Mean | p value | ||||
---|---|---|---|---|---|
NonNPSLE patients (n = 25) | NPSLE patients (n = 39) | HC/nonNPSLE | HC/NPSLE | NonNPSLE/NPSLE | |
Contrast-enhanced lesions | 0 | 0.4 | 1.0 | 0.203 | 0.183 |
Ischemic lesions | 0.04 | 0.03 | 0.397 | 0.535 | 0.750 |
Microhemorrhages | 0 | 0.05 | 1.0 | 0.219 | 0.188 |
Level of atrophy | 0.04 | 0.1 | 0.640 | 0.193 | 0.393 |
WMHI | 0.88 | 0.77 | 0.015* | 0.023* | 0.682 |
ICH | 0 | 0 | - | - | - |
Characteristics of patients and controls in the cohort after exclusions. Healthy controls (n = 20); nonNPSLE patients (n = 25); NPSLE patients (n = 39)

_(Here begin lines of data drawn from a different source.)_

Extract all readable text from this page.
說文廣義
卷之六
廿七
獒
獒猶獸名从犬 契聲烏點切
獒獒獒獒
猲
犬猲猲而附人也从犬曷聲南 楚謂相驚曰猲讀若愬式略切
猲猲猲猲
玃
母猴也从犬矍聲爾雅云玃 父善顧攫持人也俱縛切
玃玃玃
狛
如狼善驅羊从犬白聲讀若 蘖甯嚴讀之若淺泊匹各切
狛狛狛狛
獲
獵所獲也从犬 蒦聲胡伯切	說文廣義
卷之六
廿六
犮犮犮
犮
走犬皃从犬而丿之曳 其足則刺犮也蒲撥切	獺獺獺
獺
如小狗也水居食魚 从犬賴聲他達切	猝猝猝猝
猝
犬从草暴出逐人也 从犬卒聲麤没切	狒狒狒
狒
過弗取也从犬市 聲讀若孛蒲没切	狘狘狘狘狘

MRI magnetic resonance imaging, HC healthy controls, NPSLE neuropsychiatric systemic lupus erythematosus, WMHI white matter hyperintensities, ICH intracerebral hemorrhage
*p < 0.05
**p < 0.01
Small contrast-enhanced lesions were found in 3.1% (2/64) of the SLE patients and micro bleedings were present in another 3.1% (2/64) of the SLE patients. None of the healthy controls demonstrated any pathology or signs of atrophy, whereas 4.7% of the SLE patients showed mild brain atrophy (3/64; one nonNPSLE and two NPSLE patients). One NPSLE patient had moderate cerebellar atrophy (Table 5).
FA/MD values in cinguli, uncinate tract, and corpus callosum in the SLE patient cohort
Compared to the HC group, the SLE group exhibited lower FA values in all tracts investigated, although the differences were significant only in the right rostral cingulum (p = 0.038), the mid-sagittal CC (p = 0.050), and the forceps minor of the CC (p = 0.015). MD values were significantly higher in the left hippocampal cingulum (p = 0.017). There was also a trend toward higher MD in the forceps minor of the CC (p = 0.063) (see Additional file 1: Appendix Table S1 and Table S2).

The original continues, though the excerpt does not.